I don't see how one could honestly argue above a pop limit of 20 billions, which itself is sounding very high for such a planet, in a time of space exploration, expansion and colonization and observing how the humans tend to spread out more than many other species.
Then we look at Vulcan and Andoria, they're hardly large centers of population, yet hold a great place as founder worlds.
Tellar Prime could be one of the most populated worlds, eventually, neighbouring Earth or reaching higher, considering how we don't see many of these guys around in Trek, so it seems they'd prefer to say on their planet.
Coridan had 3 billion, and had been in contact with alien and trading with them for centuries. No reason to consider a major pop expansion.
Denobula had 12 billion people on their cramped continent. Unless their culture adopted a massive colonial lifestyle to solve the issue, they would have likely relied on population growth control to some extent, at some point.
Angosia is one of the most impressive places seen thus far, and by all accouts, what could be its most important city appears much greater than any city on Earth. But it was not an UFP world.
You also have odd examples, with
Stratos, being the capital of Ardana.
Compare this to the isolated, small and unimportant exploitation station known as
Cloud City, on Bespin.
Or what about Mars? Closest possible colony, and frankly miserable, even by a time the UFP has high level terraforming technologies.
When it comes to other colonies, needless to say that population levels are obvious going to be low.
MA says, about Gault
Gault is a Federation colony with a sparse population of no more than 20,000 inhabitants. It is widely regarded as a "farm-world".
Minos Korva had 2 million colonists on it.
Omicron colony had 150 people. Omicron Theta had 411 people studying sciences. Penthara IV had millions of people. Tarsus IV had 8000 people.

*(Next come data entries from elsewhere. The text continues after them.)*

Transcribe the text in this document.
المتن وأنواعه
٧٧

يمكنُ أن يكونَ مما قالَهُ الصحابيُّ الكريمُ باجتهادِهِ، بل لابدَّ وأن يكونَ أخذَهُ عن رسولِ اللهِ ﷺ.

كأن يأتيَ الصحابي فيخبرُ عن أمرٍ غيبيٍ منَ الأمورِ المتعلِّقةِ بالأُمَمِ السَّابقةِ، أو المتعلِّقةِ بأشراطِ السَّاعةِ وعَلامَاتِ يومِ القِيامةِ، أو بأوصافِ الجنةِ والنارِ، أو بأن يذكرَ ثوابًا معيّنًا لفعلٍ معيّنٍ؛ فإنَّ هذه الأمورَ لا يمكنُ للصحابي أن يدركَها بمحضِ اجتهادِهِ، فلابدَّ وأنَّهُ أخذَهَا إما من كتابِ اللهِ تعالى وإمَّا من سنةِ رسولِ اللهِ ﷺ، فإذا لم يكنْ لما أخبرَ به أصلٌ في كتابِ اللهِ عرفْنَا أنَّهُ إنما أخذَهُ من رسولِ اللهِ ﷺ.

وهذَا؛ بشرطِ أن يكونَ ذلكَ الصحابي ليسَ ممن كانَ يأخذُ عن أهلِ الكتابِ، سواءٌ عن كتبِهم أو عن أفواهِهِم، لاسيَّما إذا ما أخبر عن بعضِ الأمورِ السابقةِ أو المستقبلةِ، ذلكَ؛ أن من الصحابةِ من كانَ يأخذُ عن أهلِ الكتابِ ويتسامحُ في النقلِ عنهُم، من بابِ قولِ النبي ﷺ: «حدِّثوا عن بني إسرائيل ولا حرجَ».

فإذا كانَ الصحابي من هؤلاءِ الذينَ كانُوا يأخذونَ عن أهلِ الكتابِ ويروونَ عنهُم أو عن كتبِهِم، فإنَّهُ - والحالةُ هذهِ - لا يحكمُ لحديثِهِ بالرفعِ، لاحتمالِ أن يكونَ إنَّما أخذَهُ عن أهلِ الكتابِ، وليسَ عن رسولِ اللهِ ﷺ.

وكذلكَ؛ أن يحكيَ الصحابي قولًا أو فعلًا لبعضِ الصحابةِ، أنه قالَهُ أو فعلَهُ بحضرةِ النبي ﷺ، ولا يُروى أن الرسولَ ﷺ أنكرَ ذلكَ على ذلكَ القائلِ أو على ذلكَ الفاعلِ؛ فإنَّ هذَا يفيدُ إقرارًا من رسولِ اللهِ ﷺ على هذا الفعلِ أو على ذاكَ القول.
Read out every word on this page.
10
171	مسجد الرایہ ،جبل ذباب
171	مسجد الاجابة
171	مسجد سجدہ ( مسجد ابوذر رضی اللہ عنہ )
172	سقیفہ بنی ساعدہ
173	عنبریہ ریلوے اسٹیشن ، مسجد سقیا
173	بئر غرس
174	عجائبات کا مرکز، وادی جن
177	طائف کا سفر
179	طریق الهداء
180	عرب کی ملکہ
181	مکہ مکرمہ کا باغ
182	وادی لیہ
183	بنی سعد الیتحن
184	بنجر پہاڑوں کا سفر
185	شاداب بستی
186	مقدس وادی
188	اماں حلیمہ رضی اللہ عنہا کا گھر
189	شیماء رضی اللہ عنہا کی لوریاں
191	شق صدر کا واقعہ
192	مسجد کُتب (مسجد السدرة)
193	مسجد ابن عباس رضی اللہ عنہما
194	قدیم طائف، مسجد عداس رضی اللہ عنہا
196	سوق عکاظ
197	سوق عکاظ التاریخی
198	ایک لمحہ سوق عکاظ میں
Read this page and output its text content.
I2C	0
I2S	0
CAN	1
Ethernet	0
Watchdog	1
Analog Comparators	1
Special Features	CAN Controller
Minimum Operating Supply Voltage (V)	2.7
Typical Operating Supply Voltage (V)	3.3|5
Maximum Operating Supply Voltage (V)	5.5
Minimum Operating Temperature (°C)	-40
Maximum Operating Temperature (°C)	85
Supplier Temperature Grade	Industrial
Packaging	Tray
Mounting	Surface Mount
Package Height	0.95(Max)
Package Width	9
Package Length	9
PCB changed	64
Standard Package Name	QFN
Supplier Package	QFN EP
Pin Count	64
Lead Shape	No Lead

All other colonies which surfaces could be observed showed small settlements.
We also have Cardassia and its 800 M death toll which brought it to its knees, yet managed to be a constant threat to the UFP, before being so weakened that the Dominion possessed them.
If we pick the highest percentages, starting from 10%, for WWII casualties, we find figures around 12.7%. That's a total of 7,086 billion people.
Huh. Divided by 150, that's an average of 47.24 billion per planet. 70 B for 100 worlds, and 141 B for 50 worlds.
Completely improbable numbers.
Truth is, 900 billion sounds totally
rubbish on its own, only starting to make sense if you bend clues a lot and consider that it represents more than three quarters of the whole Federation population.